Sua técnica transforma lances defensivos em ofensivos:
“Lê a jogada com muita rapidez, percebe que o Wesley não vai chegar, faz uma cobertura bem feita e desarma armando. Dá um tapa para o Wesley ficar com a bola. Ele quase sempre faz isso. Suas ações defensivas geram ataques”, detalha.
Léo Pereira: antecipação, precisão e passes inteligentes
Menos físico que os outros zagueiros, Léo Pereira compensa com inteligência de jogo e timing.
“O Léo Pereira gosta mais de antecipar do que se impor fisicamente. Se antecipa, já salta. Também busca direcionar as rebatidas para os companheiros”, explica.
Mesmo quando a antecipação não é possível, ele consegue se adaptar e neutralizar:
“Não consegue antecipar, se vira bem esperando o adversário dominar para ele meter o pé na bola. É uma técnica, faz muito bem”, completa.
Raphael destaca a eficiência nos momentos mais difíceis:
“Direciona rebatida em uma ação meio difícil. Quando vem um cruzamento forte é mais difícil, e ele consegue fazer isso. Vem cruzamento forte e ele ajeita o corpo, o pé e direciona a rebatida para um companheiro”, analisa.

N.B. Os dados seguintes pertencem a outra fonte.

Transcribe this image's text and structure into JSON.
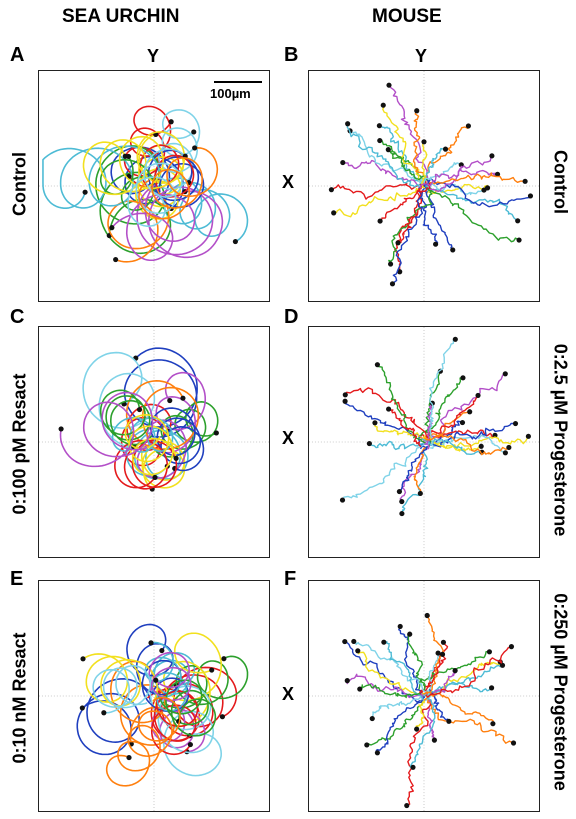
{
  "columns": {
    "left": "SEA URCHIN",
    "right": "MOUSE"
  },
  "axis": {
    "y": "Y",
    "x": "X"
  },
  "panels": [
    {
      "letter": "A",
      "row_label": "Control",
      "side": "left",
      "seed": 11,
      "style": "circles",
      "n": 16
    },
    {
      "letter": "B",
      "row_label": "Control",
      "side": "right",
      "seed": 21,
      "style": "wiggle",
      "n": 30
    },
    {
      "letter": "C",
      "row_label": "0:100 pM Resact",
      "side": "left",
      "seed": 31,
      "style": "circles",
      "n": 14
    },
    {
      "letter": "D",
      "row_label": "0:2.5 µM Progesterone",
      "side": "right",
      "seed": 41,
      "style": "wiggle",
      "n": 26
    },
    {
      "letter": "E",
      "row_label": "0:10 nM Resact",
      "side": "left",
      "seed": 51,
      "style": "circles",
      "n": 16
    },
    {
      "letter": "F",
      "row_label": "0:250 µM Progesterone",
      "side": "right",
      "seed": 61,
      "style": "wiggle",
      "n": 28
    }
  ],
  "scalebar": {
    "label": "100µm"
  },
  "colors": [
    "#1f3fbf",
    "#e41a1c",
    "#4dbbd5",
    "#2ca02c",
    "#f2e01e",
    "#b34fc8",
    "#7fd3e8",
    "#ff7f0e"
  ]
}
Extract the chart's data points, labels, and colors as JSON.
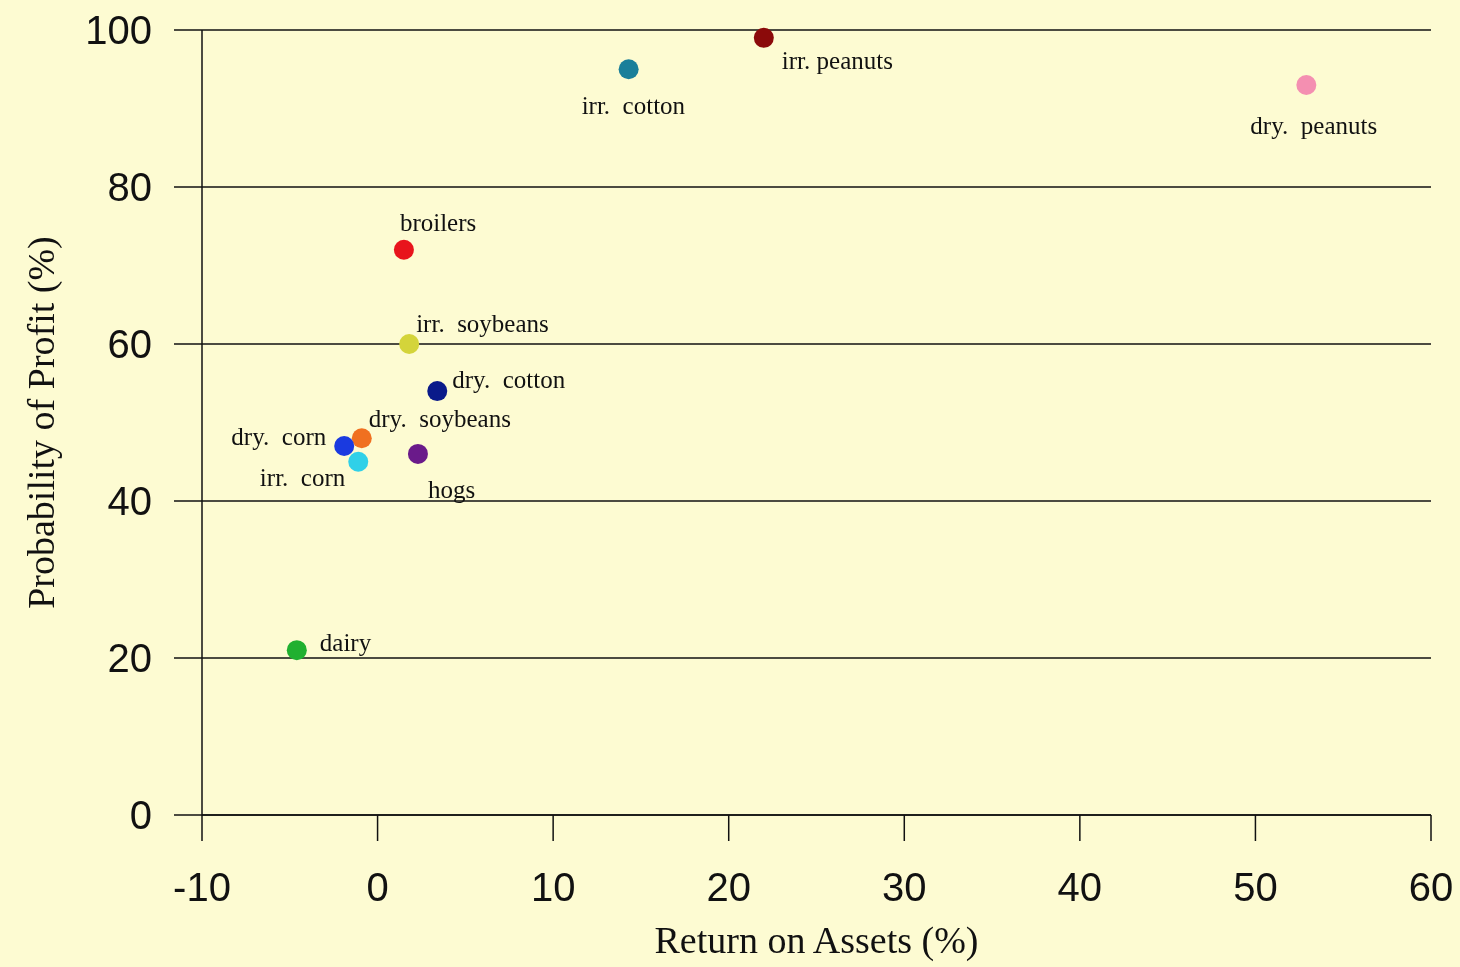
{
  "chart_data": {
    "type": "scatter",
    "xlabel": "Return on Assets (%)",
    "ylabel": "Probability of Profit (%)",
    "xlim": [
      -10,
      60
    ],
    "xticks": [
      -10,
      0,
      10,
      20,
      30,
      40,
      50,
      60
    ],
    "ylim": [
      0,
      100
    ],
    "yticks": [
      0,
      20,
      40,
      60,
      80,
      100
    ],
    "grid": "y",
    "marker": "circle",
    "series": [
      {
        "name": "irr. peanuts",
        "color": "#8b0a0a",
        "x": [
          22.0
        ],
        "values": [
          99
        ]
      },
      {
        "name": "irr.  cotton",
        "color": "#1a7f9a",
        "x": [
          14.3
        ],
        "values": [
          95
        ]
      },
      {
        "name": "dry.  peanuts",
        "color": "#f48fb1",
        "x": [
          52.9
        ],
        "values": [
          93
        ]
      },
      {
        "name": "broilers",
        "color": "#e8141c",
        "x": [
          1.5
        ],
        "values": [
          72
        ]
      },
      {
        "name": "irr.  soybeans",
        "color": "#d4d43a",
        "x": [
          1.8
        ],
        "values": [
          60
        ]
      },
      {
        "name": "dry.  cotton",
        "color": "#0a1a8a",
        "x": [
          3.4
        ],
        "values": [
          54
        ]
      },
      {
        "name": "dry.  soybeans",
        "color": "#f07020",
        "x": [
          -0.9
        ],
        "values": [
          48
        ]
      },
      {
        "name": "dry.  corn",
        "color": "#1a3ae0",
        "x": [
          -1.9
        ],
        "values": [
          47
        ]
      },
      {
        "name": "irr.  corn",
        "color": "#30d0e8",
        "x": [
          -1.1
        ],
        "values": [
          45
        ]
      },
      {
        "name": "hogs",
        "color": "#6a1a8a",
        "x": [
          2.3
        ],
        "values": [
          46
        ]
      },
      {
        "name": "dairy",
        "color": "#20b030",
        "x": [
          -4.6
        ],
        "values": [
          21
        ]
      }
    ]
  }
}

Varela: coragem, precisão e leitura apurada
O uruguaio Varela vem ganhando protagonismo também na defesa. Rabello enfatiza sua coragem e técnica para antecipar jogadas.
“Varela, defensivamente, dá aula com muita leitura e coragem para se antecipar. Técnica para desarmar: percebe que o adversário vai dominar com o pé direito e vai por esse mesmo lado dar um tapa na bola. Varela tem muita técnica. Defensor de altíssimo nível”, avalia.
Ele exemplifica com um lance contra o Corinthians:
“Também tem capacidade de vencer o duelo em força sem usar tanta força. Só usa o quadril e tira a progressão do Garro sem fazer falta”, relata.
Varela também se destaca por conseguir lidar com mais de um adversário ao mesmo tempo:
“Gestão da desvantagem. Cuida do jogador mais próxima, mas também está de olho no outro. Cuida de dois ao mesmo tempo. Passe entra no outro jogador, ele chega e intercepta. Ele é fera nisso”, pontua.
Wesley: timing, marcação limpa e jogo aéreo
Já Wesley tem se mostrado confiável no um contra um e em bolas aéreas.
“Wesley faz muito bem esse recuperar as costas. Desarma sem fazer falta. Chega no ponto cego, se impõe fisicamente, mas sem falta”, diz Rabello.
Sua leitura para o momento certo do bote também impressiona:
“Espera o adversário tomar decisão para fazer a abordagem mais correta. Espera a bola subir. Quando ele entende que o adversário vai dar tapa para frente, ele acelera”, explica.
Alex Sandro: liderança e imposição
Fechando a linha defensiva, Alex Sandro impressiona pela leitura e força nos duelos.
“Alex Sandro é um monstro defendendo. Absurdo. Muita capacidade de gerir desvantagem, entender momento de pausar correndo”, diz Raphael.
Sua força pelo alto também merece menção:
“Vence o duelo do chutão do goleiro também. Tem uma taxa de duelos aéreos que beira os 90%”, aponta.
Finalizando, Raphael destaca sua experiência e eficiência nas tomadas de decisão:
“Técnica para desarme. Entende com qual pé o adversário domina a bola. Muito forte em cruzamento no lado oposto. Se antecipa e tira de cabeça”, encerra.